Contract Management in Haste

Last week the Australian National Audit Office released a most fascinating report into the contract management of the offshore facilities that Australia uses in their processing of refugees.

For the avoidance of all doubt this analysis of that report is not a commentary on the underlying situation.

The report itself is an excellent case study of what not to do in contract management.

As the background to the report notes:

In 2012 the Australian Government established offshore processing centres in the Republic of Nauru (Nauru) and Papua New Guinea (PNG) with the agreement of the Nauruan and PNG Governments. Under the agreements, the Australian Government was to bear all costs associated with the construction and operation of the centres

It continues:

To underpin operations at the centres, the Department of Immigration and Border Protection (DIBP or the department) entered into contracts for the delivery of garrison support and/or welfare services with a number of providers. Garrison support includes security, cleaning and catering services. Welfare services include individualised care to maintain health and well-being such as recreational and educational activities. The total combined value of the contracts at 6 December 2016, as reported on AusTender, was $3386 million.

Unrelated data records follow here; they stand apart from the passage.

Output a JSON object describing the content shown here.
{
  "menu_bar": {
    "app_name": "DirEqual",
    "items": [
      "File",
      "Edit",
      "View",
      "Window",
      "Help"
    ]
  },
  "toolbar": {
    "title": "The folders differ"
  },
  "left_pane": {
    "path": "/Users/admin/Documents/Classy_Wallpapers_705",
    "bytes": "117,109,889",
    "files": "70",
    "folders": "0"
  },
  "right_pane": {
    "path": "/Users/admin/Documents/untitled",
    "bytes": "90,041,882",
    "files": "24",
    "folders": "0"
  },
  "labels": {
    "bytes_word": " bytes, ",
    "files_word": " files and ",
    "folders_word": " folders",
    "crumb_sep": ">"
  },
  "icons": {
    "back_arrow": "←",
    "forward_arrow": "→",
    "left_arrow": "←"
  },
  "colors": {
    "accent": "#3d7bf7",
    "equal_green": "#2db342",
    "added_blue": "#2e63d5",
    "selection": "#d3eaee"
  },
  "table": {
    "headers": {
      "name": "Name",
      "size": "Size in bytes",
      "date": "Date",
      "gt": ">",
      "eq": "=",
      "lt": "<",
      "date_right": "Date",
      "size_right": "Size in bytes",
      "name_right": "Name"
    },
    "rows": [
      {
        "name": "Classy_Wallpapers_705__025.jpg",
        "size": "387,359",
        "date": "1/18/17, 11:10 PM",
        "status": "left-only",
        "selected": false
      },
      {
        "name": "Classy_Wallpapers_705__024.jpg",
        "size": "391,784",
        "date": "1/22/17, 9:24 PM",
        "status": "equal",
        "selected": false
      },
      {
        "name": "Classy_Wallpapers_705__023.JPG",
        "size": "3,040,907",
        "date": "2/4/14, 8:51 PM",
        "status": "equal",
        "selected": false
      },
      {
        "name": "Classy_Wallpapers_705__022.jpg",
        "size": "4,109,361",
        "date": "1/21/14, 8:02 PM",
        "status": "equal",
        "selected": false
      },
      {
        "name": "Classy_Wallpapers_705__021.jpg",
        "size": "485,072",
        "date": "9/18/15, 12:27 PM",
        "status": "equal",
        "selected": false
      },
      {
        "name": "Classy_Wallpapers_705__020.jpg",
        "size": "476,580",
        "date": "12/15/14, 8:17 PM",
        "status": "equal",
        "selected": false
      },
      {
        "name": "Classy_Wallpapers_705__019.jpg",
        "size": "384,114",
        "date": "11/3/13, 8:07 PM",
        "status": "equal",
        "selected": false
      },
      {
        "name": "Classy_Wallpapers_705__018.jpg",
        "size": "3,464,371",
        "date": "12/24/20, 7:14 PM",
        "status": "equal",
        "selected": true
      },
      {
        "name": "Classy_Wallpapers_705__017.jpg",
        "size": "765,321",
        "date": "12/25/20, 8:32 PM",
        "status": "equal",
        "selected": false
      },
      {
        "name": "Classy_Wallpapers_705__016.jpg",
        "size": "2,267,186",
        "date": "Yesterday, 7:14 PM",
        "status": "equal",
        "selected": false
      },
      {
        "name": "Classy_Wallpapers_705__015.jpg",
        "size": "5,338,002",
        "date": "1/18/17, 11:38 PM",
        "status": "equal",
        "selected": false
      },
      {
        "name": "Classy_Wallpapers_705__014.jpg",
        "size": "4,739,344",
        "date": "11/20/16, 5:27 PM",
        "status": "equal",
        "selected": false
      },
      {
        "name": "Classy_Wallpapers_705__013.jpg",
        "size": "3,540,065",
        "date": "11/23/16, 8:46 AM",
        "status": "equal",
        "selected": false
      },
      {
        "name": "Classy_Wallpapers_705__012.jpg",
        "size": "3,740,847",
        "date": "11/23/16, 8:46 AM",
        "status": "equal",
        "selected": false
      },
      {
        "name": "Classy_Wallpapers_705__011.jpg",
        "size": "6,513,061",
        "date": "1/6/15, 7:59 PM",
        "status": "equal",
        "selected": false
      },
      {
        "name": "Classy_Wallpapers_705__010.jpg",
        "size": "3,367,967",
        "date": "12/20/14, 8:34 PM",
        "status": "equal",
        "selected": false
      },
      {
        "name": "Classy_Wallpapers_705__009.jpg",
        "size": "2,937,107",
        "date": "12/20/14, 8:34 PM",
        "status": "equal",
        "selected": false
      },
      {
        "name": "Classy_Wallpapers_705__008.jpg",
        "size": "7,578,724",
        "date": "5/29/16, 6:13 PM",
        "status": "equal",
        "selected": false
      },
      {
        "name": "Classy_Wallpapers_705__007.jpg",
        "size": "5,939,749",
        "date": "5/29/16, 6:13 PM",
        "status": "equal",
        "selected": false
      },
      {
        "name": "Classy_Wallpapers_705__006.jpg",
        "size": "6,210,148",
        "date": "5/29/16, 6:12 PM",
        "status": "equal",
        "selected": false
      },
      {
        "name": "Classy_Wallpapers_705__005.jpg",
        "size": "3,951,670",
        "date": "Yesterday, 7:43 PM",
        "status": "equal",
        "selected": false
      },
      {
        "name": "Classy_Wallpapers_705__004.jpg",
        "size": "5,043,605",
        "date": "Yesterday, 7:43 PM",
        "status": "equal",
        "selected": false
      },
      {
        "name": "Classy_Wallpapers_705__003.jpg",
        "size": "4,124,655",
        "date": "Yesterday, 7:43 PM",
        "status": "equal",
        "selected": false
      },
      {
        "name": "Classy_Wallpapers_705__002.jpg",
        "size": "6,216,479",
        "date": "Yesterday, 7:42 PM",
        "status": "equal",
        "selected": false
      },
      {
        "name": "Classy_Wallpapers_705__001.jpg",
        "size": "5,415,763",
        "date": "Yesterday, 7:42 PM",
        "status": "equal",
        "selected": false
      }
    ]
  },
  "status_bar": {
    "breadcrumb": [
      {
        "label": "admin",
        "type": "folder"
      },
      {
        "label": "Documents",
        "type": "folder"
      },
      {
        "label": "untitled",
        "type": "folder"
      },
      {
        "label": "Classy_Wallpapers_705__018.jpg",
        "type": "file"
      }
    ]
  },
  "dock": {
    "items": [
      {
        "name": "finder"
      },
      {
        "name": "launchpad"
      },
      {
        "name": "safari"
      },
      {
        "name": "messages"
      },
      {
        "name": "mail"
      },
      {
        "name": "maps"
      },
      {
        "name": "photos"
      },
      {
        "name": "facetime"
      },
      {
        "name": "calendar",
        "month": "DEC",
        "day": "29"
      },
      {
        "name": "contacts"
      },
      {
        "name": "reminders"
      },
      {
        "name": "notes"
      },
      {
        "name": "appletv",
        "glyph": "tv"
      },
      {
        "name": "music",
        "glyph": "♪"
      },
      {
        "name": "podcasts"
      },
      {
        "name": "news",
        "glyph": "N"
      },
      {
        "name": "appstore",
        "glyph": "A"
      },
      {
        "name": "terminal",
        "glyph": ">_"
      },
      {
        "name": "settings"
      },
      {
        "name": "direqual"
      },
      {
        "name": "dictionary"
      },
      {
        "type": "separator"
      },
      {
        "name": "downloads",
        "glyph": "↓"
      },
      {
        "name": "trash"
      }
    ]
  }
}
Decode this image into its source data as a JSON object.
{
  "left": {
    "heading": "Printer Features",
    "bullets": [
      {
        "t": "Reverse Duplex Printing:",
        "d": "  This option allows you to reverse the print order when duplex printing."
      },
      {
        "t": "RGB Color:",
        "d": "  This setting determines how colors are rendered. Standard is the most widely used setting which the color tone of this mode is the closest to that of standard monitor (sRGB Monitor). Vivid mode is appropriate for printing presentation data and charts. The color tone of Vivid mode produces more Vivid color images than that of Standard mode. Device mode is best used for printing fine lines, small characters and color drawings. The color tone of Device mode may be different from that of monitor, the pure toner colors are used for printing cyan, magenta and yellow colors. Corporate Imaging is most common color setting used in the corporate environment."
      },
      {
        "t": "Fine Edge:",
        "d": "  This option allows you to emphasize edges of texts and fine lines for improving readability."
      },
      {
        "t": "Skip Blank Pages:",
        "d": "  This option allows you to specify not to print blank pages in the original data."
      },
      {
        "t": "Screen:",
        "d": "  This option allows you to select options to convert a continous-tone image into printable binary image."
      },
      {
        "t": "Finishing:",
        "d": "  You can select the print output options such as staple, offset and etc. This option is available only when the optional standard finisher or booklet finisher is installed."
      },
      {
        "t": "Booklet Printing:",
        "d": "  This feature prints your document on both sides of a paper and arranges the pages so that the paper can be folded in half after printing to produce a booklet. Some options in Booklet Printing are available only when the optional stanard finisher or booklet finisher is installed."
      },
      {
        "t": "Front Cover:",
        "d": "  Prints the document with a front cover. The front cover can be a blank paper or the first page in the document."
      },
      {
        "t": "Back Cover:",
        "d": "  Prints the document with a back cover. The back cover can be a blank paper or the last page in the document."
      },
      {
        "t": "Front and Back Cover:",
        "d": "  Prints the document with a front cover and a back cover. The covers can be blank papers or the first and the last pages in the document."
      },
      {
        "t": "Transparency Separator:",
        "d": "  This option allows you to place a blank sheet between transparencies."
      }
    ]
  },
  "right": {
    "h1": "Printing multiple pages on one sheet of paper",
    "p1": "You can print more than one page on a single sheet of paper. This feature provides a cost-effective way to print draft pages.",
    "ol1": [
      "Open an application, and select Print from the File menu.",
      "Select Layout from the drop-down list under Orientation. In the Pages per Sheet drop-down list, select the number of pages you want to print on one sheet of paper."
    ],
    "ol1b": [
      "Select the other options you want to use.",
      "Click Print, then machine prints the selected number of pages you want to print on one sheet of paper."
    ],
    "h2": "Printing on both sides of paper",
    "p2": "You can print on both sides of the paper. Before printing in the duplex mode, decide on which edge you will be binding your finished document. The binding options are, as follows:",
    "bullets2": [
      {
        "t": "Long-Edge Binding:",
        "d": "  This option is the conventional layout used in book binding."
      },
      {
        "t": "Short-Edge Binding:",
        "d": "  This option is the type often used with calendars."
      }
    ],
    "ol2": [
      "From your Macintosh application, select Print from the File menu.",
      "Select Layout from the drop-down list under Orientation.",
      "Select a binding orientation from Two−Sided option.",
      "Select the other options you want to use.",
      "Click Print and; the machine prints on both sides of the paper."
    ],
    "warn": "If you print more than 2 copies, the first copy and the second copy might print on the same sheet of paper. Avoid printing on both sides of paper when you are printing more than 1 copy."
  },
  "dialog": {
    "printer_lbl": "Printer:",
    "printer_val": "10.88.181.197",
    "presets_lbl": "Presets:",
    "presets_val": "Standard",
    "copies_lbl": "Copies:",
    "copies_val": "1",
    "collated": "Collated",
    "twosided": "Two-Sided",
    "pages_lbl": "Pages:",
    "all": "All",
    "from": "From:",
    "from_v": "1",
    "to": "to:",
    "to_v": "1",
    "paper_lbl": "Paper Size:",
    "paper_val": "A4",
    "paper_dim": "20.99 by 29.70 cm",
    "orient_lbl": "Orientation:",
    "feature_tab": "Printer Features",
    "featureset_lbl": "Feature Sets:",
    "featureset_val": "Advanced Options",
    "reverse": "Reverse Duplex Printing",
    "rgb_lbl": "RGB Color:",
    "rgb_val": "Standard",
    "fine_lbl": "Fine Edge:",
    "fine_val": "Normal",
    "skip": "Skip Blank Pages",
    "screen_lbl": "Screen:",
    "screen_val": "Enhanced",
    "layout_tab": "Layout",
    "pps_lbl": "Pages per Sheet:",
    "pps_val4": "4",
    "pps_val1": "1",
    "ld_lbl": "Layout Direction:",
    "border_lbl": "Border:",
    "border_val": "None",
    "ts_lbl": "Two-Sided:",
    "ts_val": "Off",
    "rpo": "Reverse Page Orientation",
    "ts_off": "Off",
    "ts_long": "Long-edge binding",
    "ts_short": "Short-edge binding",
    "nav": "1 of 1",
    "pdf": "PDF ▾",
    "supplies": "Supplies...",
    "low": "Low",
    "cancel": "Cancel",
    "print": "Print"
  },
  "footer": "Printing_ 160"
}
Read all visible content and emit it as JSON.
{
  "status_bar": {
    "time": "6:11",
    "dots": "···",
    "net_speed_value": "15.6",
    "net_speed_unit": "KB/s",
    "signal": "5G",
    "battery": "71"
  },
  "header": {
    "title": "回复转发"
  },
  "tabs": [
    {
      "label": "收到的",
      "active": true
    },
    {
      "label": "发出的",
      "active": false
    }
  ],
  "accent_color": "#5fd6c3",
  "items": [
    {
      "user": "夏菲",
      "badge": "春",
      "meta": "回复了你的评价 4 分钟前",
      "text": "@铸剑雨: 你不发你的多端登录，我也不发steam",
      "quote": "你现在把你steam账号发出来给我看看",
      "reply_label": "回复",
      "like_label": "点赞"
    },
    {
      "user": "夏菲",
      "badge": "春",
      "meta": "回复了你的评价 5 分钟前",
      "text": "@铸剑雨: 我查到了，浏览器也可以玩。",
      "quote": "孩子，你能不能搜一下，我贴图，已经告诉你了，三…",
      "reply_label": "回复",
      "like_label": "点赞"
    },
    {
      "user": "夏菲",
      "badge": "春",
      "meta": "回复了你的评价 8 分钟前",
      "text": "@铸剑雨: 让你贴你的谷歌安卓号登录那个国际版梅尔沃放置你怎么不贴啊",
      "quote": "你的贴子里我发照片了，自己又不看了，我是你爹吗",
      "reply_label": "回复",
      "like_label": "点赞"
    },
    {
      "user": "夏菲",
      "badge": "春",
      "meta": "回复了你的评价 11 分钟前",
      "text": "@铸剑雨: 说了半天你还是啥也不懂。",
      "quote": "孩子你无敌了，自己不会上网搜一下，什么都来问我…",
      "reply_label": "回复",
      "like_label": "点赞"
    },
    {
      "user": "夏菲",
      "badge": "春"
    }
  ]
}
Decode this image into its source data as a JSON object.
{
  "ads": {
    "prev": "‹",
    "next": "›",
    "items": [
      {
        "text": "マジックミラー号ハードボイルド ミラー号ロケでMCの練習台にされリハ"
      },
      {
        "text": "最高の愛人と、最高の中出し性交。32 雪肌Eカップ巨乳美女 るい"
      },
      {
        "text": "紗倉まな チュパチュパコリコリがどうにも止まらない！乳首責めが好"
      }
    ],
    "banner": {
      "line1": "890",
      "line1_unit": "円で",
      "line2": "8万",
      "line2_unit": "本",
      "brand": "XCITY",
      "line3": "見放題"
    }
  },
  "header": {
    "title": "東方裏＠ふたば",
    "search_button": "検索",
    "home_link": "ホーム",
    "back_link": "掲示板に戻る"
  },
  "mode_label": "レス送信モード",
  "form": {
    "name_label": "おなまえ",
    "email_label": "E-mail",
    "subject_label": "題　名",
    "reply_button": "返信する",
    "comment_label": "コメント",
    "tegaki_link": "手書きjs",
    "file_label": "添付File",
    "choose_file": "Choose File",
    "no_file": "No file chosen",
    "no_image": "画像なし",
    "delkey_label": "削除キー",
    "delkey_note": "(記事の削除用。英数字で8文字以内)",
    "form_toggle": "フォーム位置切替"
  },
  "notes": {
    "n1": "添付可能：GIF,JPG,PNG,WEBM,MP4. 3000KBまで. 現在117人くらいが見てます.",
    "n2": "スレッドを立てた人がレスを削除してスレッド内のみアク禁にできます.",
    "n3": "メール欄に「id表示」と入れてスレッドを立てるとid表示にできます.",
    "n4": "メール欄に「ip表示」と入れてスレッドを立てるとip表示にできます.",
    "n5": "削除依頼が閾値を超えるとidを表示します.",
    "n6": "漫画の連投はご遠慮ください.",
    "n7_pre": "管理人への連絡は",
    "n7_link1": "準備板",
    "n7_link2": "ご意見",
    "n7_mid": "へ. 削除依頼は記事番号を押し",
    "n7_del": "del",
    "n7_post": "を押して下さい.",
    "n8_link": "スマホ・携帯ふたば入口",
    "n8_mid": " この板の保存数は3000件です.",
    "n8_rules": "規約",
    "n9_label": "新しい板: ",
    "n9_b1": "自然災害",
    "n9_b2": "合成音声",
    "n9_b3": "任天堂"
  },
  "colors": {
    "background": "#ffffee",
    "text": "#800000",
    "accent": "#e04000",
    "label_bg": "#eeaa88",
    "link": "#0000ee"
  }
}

It is in that context that the report examined the relevant contract management processes.

They concluded:

management of the garrison support and welfare services contracts at the offshore processing centres in Nauru and Papua New Guinea (Manus Island) has fallen well short of effective contract management practice.

Of great – and universal – note, the report observed:

The garrison support and welfare contracts were established in circumstances of great haste to give effect to government policy decisions and the department did not have a detailed view of what it wanted to purchase or the standards to apply.

There was no clear contract governance:

The department did not put in place effective mechanisms to manage the contracts. Other than the contracts, there was no documentation of the means by which the contract objectives would be achieved. In the absence of a plan, assurance processes such as the inspection and audit of services delivered, has not occurred in a systematic way and risks were not effectively managed.

The issue of authorisation was also addressed:

Substantial contract variations totalling over $1 billion were made without a documented assessment of value for money.

To lose this report into the cloud of the subject matter would be to miss an important contribution to auditing contract management.

For as the report observes:

Contract management is core business for (Commonwealth) entities.